Hematopoietic stem cells (HSCs) are created in the aorta-gonad-mesenphros region as well as the yolk and placenta and collect the fetal liver. Through a complex interaction of chemokines, cytoskeletal gene expression, and extracellular signals, these HSCs migrate from the fetal liver and colonize the bone marrow. The chemokine interactions are particularly important in ensuring that the HSCs properly constitute into a viable hematopoietic system.

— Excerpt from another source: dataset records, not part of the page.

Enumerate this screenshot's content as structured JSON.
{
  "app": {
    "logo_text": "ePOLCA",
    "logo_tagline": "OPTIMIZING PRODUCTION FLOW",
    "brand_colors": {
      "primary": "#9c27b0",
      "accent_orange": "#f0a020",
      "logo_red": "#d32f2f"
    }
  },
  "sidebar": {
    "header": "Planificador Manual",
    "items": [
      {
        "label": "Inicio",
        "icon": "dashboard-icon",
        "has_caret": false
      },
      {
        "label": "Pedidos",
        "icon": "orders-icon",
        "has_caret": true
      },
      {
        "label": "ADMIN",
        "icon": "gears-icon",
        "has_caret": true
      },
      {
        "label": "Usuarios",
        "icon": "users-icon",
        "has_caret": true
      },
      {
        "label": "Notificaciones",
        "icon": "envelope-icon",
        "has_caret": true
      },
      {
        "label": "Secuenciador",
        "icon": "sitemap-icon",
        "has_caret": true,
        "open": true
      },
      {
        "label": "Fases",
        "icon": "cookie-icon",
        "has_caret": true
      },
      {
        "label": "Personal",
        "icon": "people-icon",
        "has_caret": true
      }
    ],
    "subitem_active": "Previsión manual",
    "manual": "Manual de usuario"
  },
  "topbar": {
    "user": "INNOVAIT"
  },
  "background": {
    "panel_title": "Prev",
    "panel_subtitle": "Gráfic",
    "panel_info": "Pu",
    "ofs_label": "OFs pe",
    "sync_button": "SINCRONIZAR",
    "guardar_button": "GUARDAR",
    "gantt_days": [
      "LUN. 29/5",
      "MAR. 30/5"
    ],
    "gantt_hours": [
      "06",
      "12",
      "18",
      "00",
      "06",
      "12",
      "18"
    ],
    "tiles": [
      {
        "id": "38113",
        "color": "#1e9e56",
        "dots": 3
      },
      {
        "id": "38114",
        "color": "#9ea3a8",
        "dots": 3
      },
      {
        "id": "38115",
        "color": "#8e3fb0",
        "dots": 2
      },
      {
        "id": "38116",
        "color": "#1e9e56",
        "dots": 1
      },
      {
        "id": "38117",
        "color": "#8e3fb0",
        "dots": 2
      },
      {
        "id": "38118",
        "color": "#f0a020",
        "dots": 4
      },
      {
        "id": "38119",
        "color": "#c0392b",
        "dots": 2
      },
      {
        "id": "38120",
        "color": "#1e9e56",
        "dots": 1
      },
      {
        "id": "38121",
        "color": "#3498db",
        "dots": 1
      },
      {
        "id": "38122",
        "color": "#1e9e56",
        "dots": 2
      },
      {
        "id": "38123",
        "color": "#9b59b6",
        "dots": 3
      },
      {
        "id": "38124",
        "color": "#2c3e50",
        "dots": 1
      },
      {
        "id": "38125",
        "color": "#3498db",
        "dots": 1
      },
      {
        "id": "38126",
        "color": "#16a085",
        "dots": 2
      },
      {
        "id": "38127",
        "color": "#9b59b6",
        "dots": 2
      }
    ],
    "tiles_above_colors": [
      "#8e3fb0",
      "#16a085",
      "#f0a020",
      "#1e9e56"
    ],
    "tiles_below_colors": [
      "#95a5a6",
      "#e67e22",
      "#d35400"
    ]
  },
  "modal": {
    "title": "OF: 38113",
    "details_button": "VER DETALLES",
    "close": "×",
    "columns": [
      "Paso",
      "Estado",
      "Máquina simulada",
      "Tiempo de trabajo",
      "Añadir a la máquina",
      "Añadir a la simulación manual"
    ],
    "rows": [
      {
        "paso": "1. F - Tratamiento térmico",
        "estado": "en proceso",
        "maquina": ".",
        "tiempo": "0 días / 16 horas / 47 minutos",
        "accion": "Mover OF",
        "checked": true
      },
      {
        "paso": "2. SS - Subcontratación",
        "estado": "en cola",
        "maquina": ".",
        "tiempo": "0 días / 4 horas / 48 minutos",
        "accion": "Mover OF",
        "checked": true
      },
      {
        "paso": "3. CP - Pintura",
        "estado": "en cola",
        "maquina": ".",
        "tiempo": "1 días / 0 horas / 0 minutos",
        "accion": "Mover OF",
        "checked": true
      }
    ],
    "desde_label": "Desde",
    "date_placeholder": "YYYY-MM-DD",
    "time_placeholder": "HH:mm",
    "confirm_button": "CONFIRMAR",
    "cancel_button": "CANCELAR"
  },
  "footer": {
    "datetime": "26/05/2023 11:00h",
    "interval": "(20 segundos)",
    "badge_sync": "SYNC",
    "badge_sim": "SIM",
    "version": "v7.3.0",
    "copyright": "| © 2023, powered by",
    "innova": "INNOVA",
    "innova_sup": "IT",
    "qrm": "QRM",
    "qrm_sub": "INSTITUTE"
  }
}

The serum response factor (SRF) transcription factor integrates cytoskeletal gene expression and extra cellular signals using two families of signal-regulated cofactors: MAP-kinase-regulated ternary complex factors (TCFs: SAP-1, Elk1, and NET) and G-actin regulated myocardin-related transcription factors (MRTFs: MRTF-A and MRTF-B). Prior studies demonstrated that fetal liver cells lacking in all 3 TCFs an effectively reconstitute hematopoiesis, indicating that TCF-SRF signaling may not be critical in hematopoiesis system development. Using the vav-iCre gene insertion technique with SRF allele Srf f/f, MRTFA allele Mrtfa -/-, and MRTFB allele Mrtfb fl/+, the researchers bred mice embryos that displayed the chemokine phenotypes they desired. Further experiments involved modifying fetal liver cells with a non-functional Srf allele and injecting them into the tail vein of an total-body irradiated and acid-watered normal mouse and using modified LSK cells for transmigration assays

The results show that SRF is not required for fetal liver hematopoiesis but is required to graft durable colonies of HSCs because of defective adhesion and fails to establish viable hematopoiesis in the bone marrow. Fetal HSC/P homing requires SRF but the disparate effects between injecting SrfKO into irradiated and non-irradiated mice suggests that this effect can be partially mitigated by increasing chemokine signaling or vascular permeability. Using a transwell assay, the researchers found that the chemotactic response SRF signaling is required for chemotactic response of HSC/Ps and that SrfKO HSC/P cells fail to migrate in response to SDF-1 signals. Analyzing LSK transcription with RNA-seq, the researchers discovered that multiple cytoskeletal genes are Srf-dependent. Then the researchers  reperformed the previous experiments but to discover the effects of a lack of MRTF-A or MRTF-B instead of SRF.  They discovered that while lacking either Mrtfa of Mrtfb could still result in at least some colony formation and barely any effect in chemotactic responses, but lacking both would result in practically no colony formation and substantial defective chemotactic response. Overall, these results show that SRF signaling is absolutely critical for establishing hematopoietic function and that the two MRTF genes function redundantly but some MRTF signaling is also critical for establishing hematopoietic function.

While these experiments are highly suggestive of possible methods to recolonize sick or defective bone marrow with healthy colonies, it must be cautioned that these results have yet to be proven in human models. Further research is needed to confirm the same findings in human models, with longer followup times in order to ensure no significant long-term side effects.